Description
Susan Yuzna’s new collection of poetry builds on the success of her 1995 Akron Poetry Prize winner, Her Slender Dress, which won the Poetry Society of America’s Norma Farber First Book Award. The new poems speak in a voice recognizably Yuzna’s, though now deepened and darkened with a quickening twist of mordant humor.
Feisty or contemplative, in Eden or on the mean streets, these poems look at the long tradition of women struggling towards fulfillment. Using figures mythical and real, from Venus to Billie Holiday, Yuzna explores the links that exist between the physical transformations unique to female experience and their spiritual and emotional epiphanies.
Encompassing these themes is the paradox of poetry: though a small thing, a “pale bird,” it is also a source of passion and power, “spouting fire,” strong enough to lift us beyond the commonplace, to change daily experience into moments when we recognize the presence of the extraordinary.

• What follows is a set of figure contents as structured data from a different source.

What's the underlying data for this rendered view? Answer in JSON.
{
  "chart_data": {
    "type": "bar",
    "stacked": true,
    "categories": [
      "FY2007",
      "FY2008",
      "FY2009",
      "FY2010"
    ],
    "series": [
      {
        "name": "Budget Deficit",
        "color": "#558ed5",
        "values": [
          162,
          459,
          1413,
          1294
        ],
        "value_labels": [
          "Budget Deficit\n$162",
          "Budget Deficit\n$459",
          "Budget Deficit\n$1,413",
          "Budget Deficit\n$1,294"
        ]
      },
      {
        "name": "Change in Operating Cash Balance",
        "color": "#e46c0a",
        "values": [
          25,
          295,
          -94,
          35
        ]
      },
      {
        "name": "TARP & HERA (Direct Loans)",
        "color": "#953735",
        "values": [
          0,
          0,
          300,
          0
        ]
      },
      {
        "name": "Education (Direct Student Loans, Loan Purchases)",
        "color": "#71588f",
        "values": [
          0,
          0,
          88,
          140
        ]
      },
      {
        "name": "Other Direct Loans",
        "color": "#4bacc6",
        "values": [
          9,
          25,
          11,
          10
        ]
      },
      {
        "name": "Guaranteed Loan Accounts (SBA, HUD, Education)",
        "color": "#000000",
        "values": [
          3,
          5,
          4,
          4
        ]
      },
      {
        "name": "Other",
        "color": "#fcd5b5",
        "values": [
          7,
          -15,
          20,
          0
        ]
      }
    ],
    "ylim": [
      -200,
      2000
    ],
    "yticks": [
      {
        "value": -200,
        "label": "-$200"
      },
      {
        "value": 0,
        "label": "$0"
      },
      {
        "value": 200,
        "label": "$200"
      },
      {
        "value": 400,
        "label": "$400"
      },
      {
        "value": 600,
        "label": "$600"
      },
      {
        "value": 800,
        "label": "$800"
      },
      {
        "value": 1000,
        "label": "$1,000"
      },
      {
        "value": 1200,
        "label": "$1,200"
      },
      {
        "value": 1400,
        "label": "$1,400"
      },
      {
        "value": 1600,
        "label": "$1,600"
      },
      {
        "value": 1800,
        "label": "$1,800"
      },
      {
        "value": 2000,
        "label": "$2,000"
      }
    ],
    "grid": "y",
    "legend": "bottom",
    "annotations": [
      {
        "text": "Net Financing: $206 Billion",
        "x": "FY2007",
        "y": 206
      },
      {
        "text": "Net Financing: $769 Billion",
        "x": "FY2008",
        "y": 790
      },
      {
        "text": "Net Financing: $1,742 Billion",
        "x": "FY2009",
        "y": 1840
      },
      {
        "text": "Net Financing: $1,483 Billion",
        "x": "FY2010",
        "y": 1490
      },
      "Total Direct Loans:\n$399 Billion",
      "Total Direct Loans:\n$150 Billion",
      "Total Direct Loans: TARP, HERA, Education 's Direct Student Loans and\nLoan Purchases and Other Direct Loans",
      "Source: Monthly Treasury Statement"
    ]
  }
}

Susan Yuzna’s poems have attitude, they refuse to look away from the exigencies of contemporary womanhood: ‘This is a mother speaking’, she tells us, straight out, or ‘I’m getting old and I’m going to play cards with Venus and cheat. Got a problem with that?’ Her voice is honest, direct, passionate, forged by the need to break into utterance. Poems like ‘Golden Gate,’ ‘The Telephonist,’ and ‘Her Name Was Becky’ are among the finely wrought poems here, her delicate tracery of image joined to a fiery vision, like Blake’s, of savage intensity.